I think although your setup may work, and is definitely better than me dumping everything into the Traefik gateway network, I can’t help but to wonder if Traefik picked up some overhead with each additional network it gets added to…?
That’s a great idea, I’ll give it a try tomorrow. The weird thing is, the webuis load just fine, at least 90+ of the time is almost instant…
I did what you suggested and reduced (1) the number of running services to a minimum and (2) the networks traefik is a member of to a minmum. It didn’t change a thing. Then I opened a private browser window and saw much faster loading times. Great. I then set everything back and refreshed the private browser window: still fast. Okay. Guess it’s not Traefik after all. The final nail in the coffin for my theory: I uses two traefik instances. Homepage still loads its widgets left to right, top to bottom (the order from the yaml file). The order doesn’t correspond to the instances, it’s more or less random.

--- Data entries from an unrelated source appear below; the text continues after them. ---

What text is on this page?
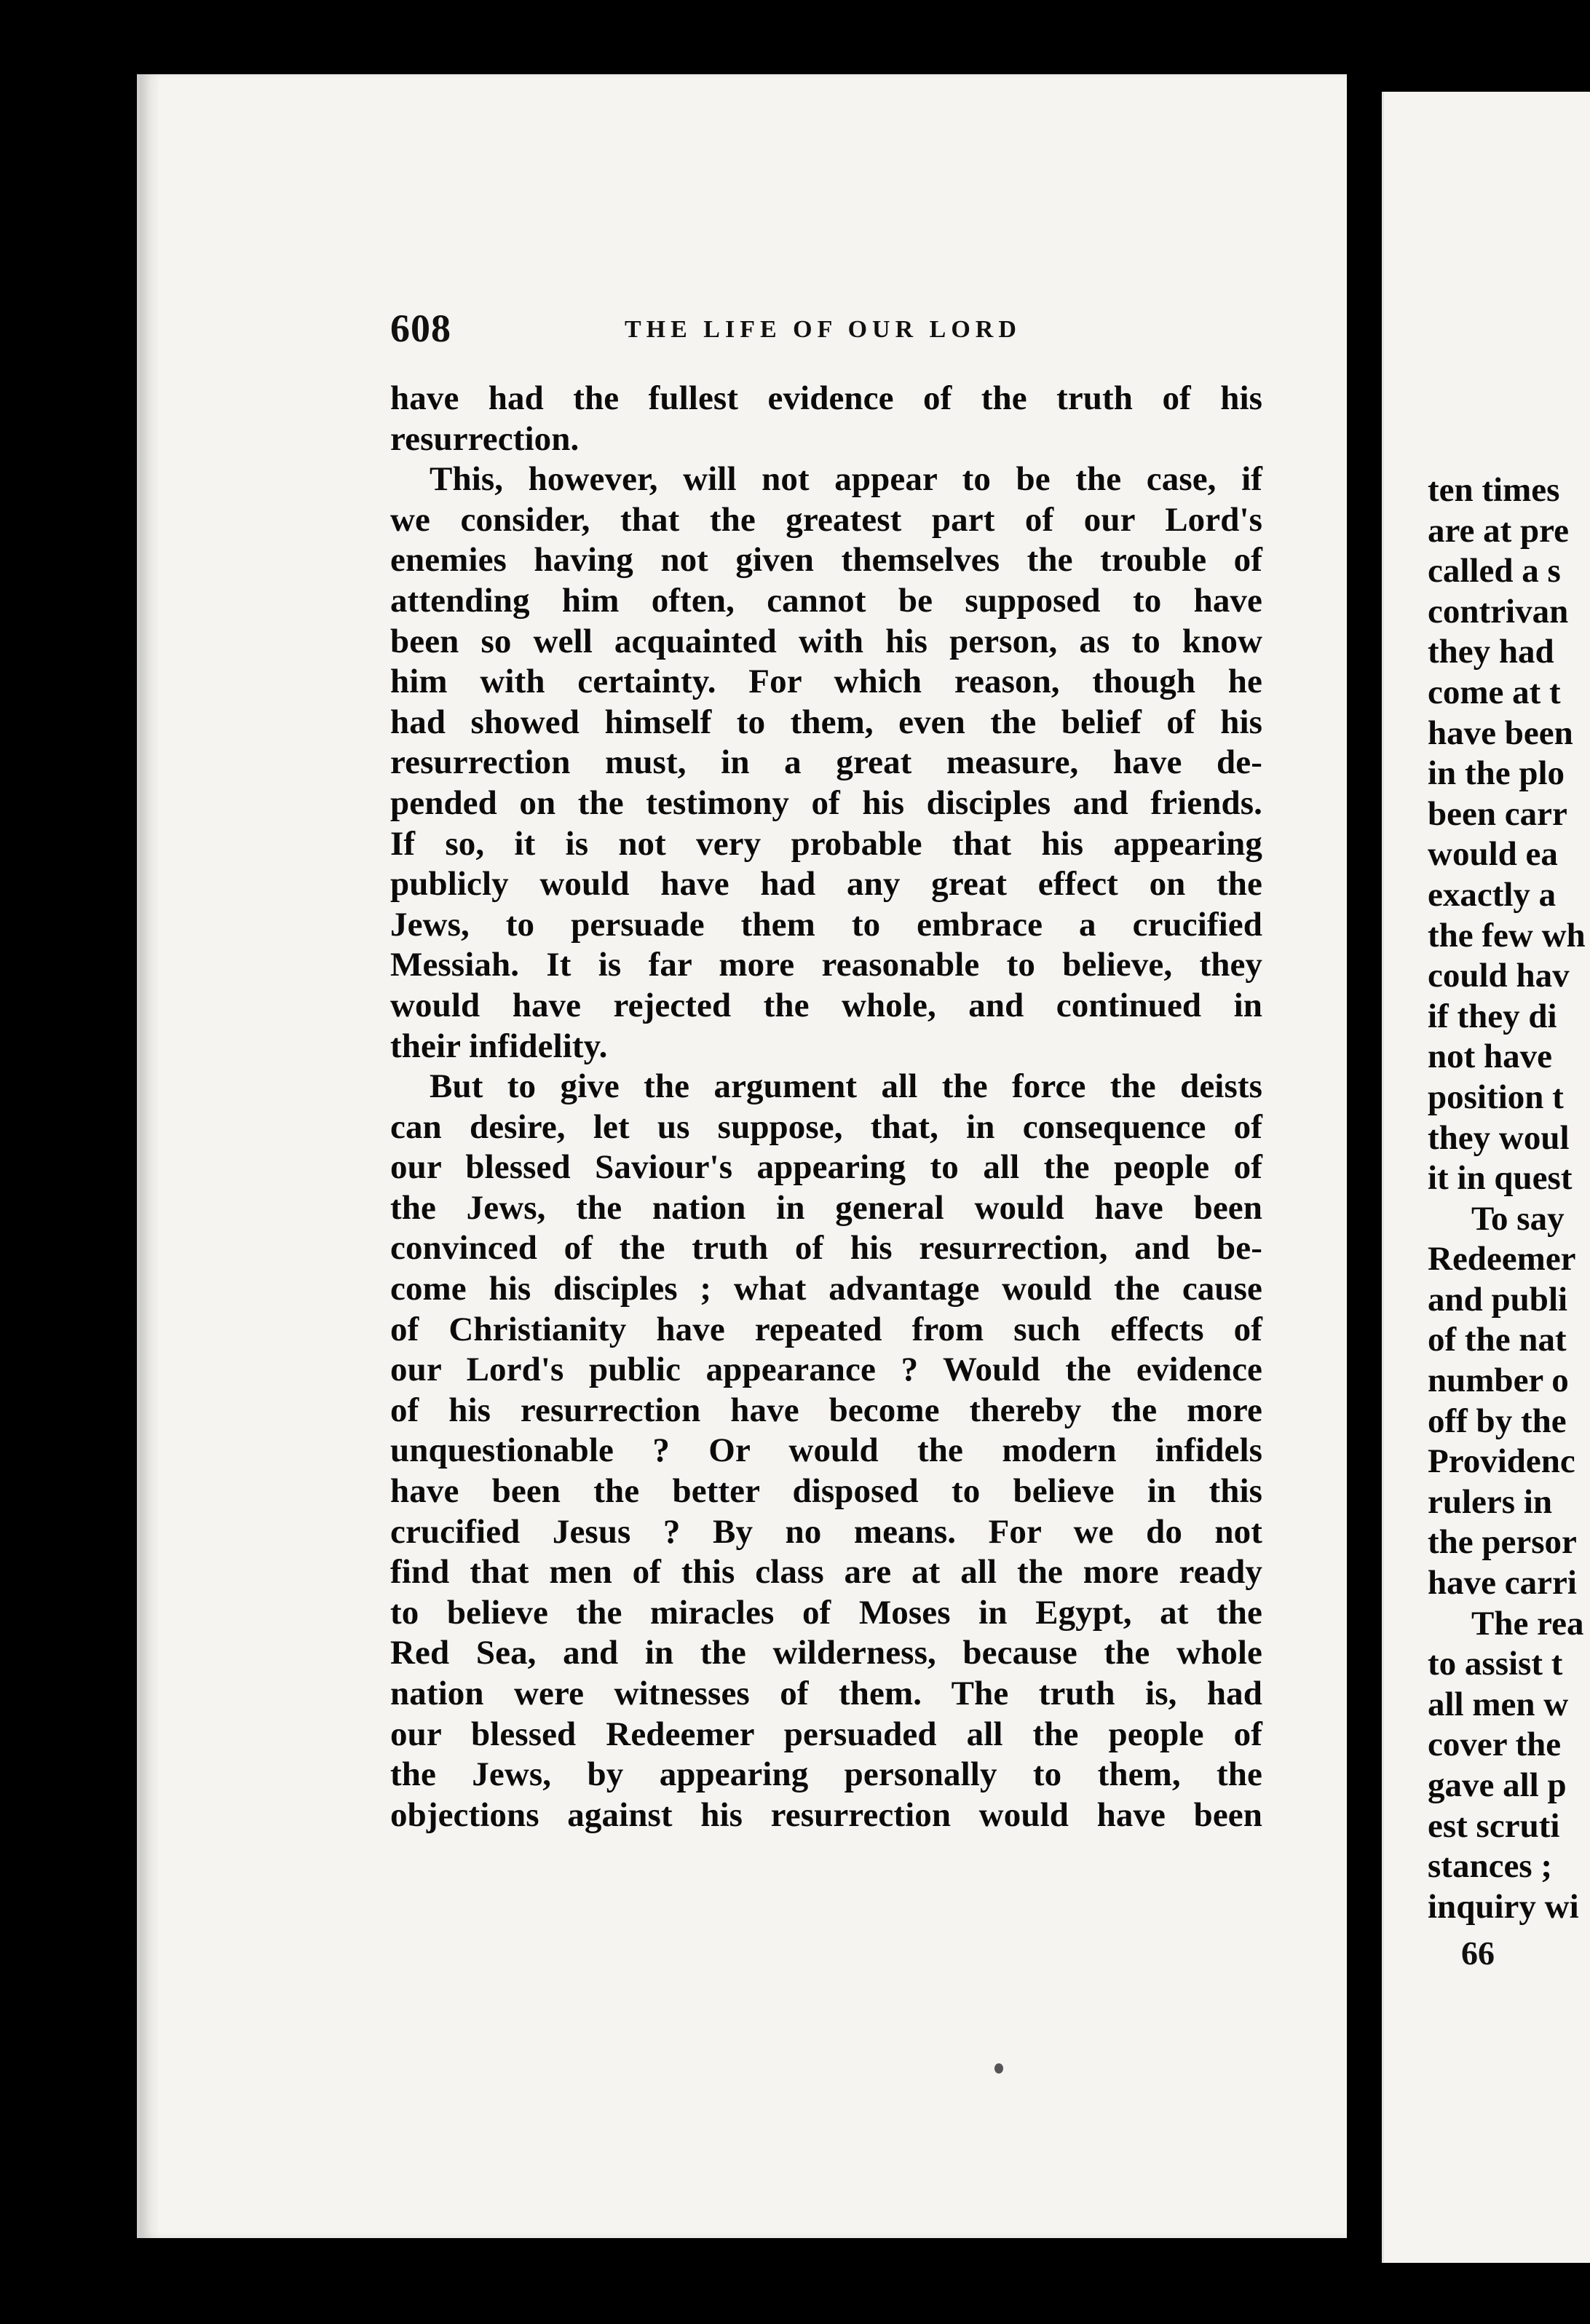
ten times
are at pre
called a s
contrivan
they had
come at t
have been
in the plo
been carr
would ea
exactly a
the few wh
could hav
if they di
not have
position t
they woul
it in quest
To say
Redeemer
and publi
of the nat
number o
off by the
Providenc
rulers in
the persor
have carri
The rea
to assist t
all men w
cover the
gave all p
est scruti
stances ;
inquiry wi
66
608	THE LIFE OF OUR LORD
have had the fullest evidence of the truth of his
resurrection.
This, however, will not appear to be the case, if
we consider, that the greatest part of our Lord's
enemies having not given themselves the trouble of
attending him often, cannot be supposed to have
been so well acquainted with his person, as to know
him with certainty. For which reason, though he
had showed himself to them, even the belief of his
resurrection must, in a great measure, have de-
pended on the testimony of his disciples and friends.
If so, it is not very probable that his appearing
publicly would have had any great effect on the
Jews, to persuade them to embrace a crucified
Messiah. It is far more reasonable to believe, they
would have rejected the whole, and continued in
their infidelity.
But to give the argument all the force the deists
can desire, let us suppose, that, in consequence of
our blessed Saviour's appearing to all the people of
the Jews, the nation in general would have been
convinced of the truth of his resurrection, and be-
come his disciples ; what advantage would the cause
of Christianity have repeated from such effects of
our Lord's public appearance ? Would the evidence
of his resurrection have become thereby the more
unquestionable ? Or would the modern infidels
have been the better disposed to believe in this
crucified Jesus ? By no means. For we do not
find that men of this class are at all the more ready
to believe the miracles of Moses in Egypt, at the
Red Sea, and in the wilderness, because the whole
nation were witnesses of them. The truth is, had
our blessed Redeemer persuaded all the people of
the Jews, by appearing personally to them, the
objections against his resurrection would have been
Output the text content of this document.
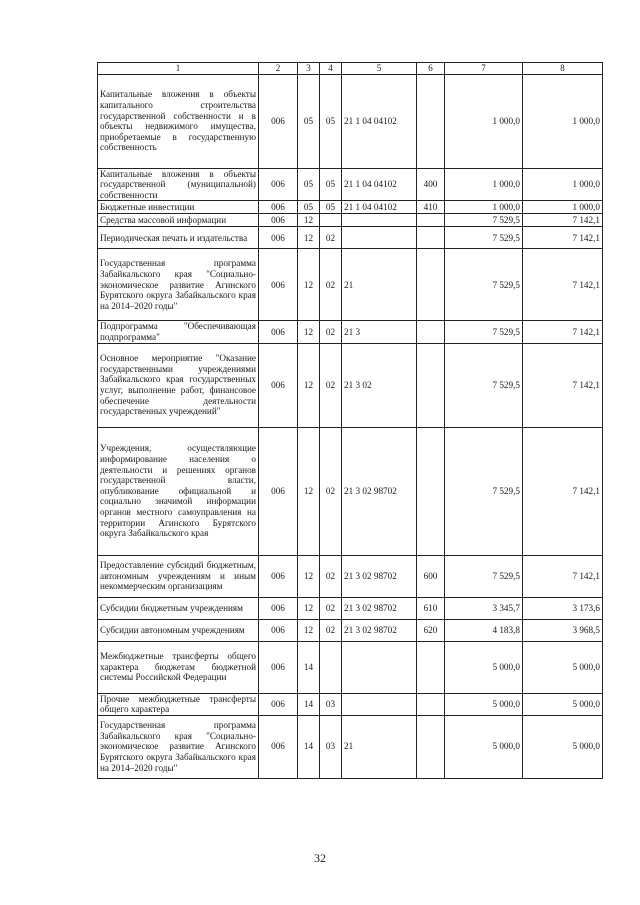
1	2	3	4	5	6	7	8
Капитальные вложения в объекты капитального строительства государственной собственности и в объекты недвижимого имущества, приобретаемые в государственную собственность	006	05	05	21 1 04 04102		1 000,0	1 000,0
Капитальные вложения в объекты государственной (муниципальной) собственности	006	05	05	21 1 04 04102	400	1 000,0	1 000,0
Бюджетные инвестиции	006	05	05	21 1 04 04102	410	1 000,0	1 000,0
Средства массовой информации	006	12				7 529,5	7 142,1
Периодическая печать и издательства	006	12	02			7 529,5	7 142,1
Государственная программа Забайкальского края "Социально-экономическое развитие Агинского Бурятского округа Забайкальского края на 2014–2020 годы"	006	12	02	21		7 529,5	7 142,1
Подпрограмма "Обеспечивающая подпрограмма"	006	12	02	21 3		7 529,5	7 142,1
Основное мероприятие "Оказание государственными учреждениями Забайкальского края государственных услуг, выполнение работ, финансовое обеспечение деятельности государственных учреждений"	006	12	02	21 3 02		7 529,5	7 142,1
Учреждения, осуществляющие информирование населения о деятельности и решениях органов государственной власти, опубликование официальной и социально значимой информации органов местного самоуправления на территории Агинского Бурятского округа Забайкальского края	006	12	02	21 3 02 98702		7 529,5	7 142,1
Предоставление субсидий бюджетным, автономным учреждениям и иным некоммерческим организациям	006	12	02	21 3 02 98702	600	7 529,5	7 142,1
Субсидии бюджетным учреждениям	006	12	02	21 3 02 98702	610	3 345,7	3 173,6
Субсидии автономным учреждениям	006	12	02	21 3 02 98702	620	4 183,8	3 968,5
Межбюджетные трансферты общего характера бюджетам бюджетной системы Российской Федерации	006	14				5 000,0	5 000,0
Прочие межбюджетные трансферты общего характера	006	14	03			5 000,0	5 000,0
Государственная программа Забайкальского края "Социально-экономическое развитие Агинского Бурятского округа Забайкальского края на 2014–2020 годы"	006	14	03	21		5 000,0	5 000,0
32
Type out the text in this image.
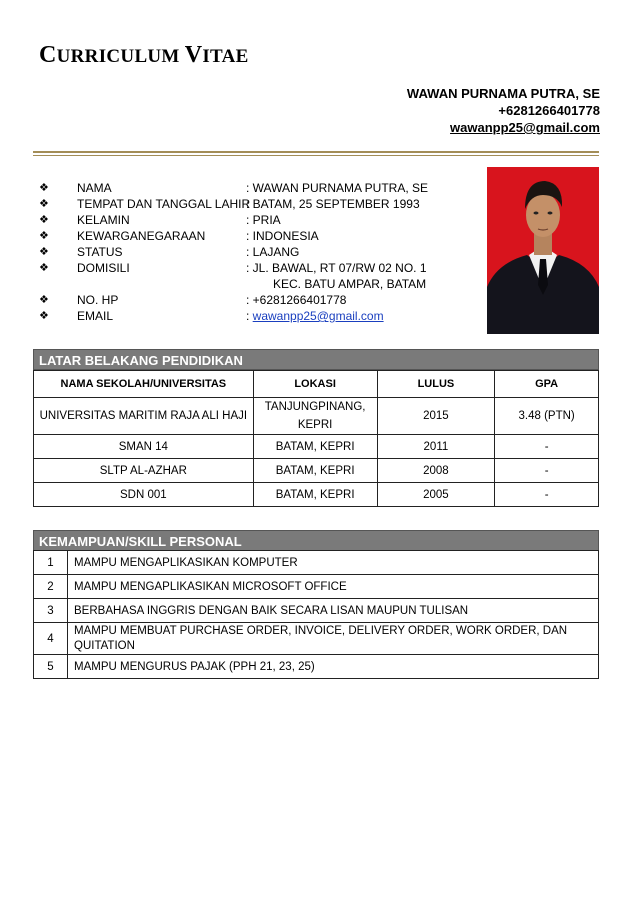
CURRICULUM VITAE
WAWAN PURNAMA PUTRA, SE
+6281266401778
wawanpp25@gmail.com
❖	NAMA	: WAWAN PURNAMA PUTRA, SE
❖	TEMPAT DAN TANGGAL LAHIR
: BATAM, 25 SEPTEMBER 1993
❖	KELAMIN	: PRIA
❖	KEWARGANEGARAAN	: INDONESIA
❖	STATUS	: LAJANG
❖	DOMISILI	: JL. BAWAL, RT 07/RW 02 NO. 1
KEC. BATU AMPAR, BATAM
❖	NO. HP	: +6281266401778
❖	EMAIL	: wawanpp25@gmail.com
LATAR BELAKANG PENDIDIKAN
NAMA SEKOLAH/UNIVERSITAS	LOKASI	LULUS	GPA
UNIVERSITAS MARITIM RAJA ALI HAJI	TANJUNGPINANG,
KEPRI	2015	3.48 (PTN)
SMAN 14	BATAM, KEPRI	2011	-
SLTP AL-AZHAR	BATAM, KEPRI	2008	-
SDN 001	BATAM, KEPRI	2005	-
KEMAMPUAN/SKILL PERSONAL
1	MAMPU MENGAPLIKASIKAN KOMPUTER
2	MAMPU MENGAPLIKASIKAN MICROSOFT OFFICE
3	BERBAHASA INGGRIS DENGAN BAIK SECARA LISAN MAUPUN TULISAN
4	MAMPU MEMBUAT PURCHASE ORDER, INVOICE, DELIVERY ORDER, WORK ORDER, DAN
QUITATION

5	MAMPU MENGURUS PAJAK (PPH 21, 23, 25)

So I’m assuming the slowdown has something to do with (a) either caching from traefik or (b) the way Homepage handels the API request: http://IP:PORT (fast) or https://subdomain.domain.de. Anyway, thanks for your help!
Humph… I wonder what’s the actual underlying issue here. Such a strange one!! Hope you’re able to figure it out at some point!
Thanks, I’ll let you know, once/if I figure it out!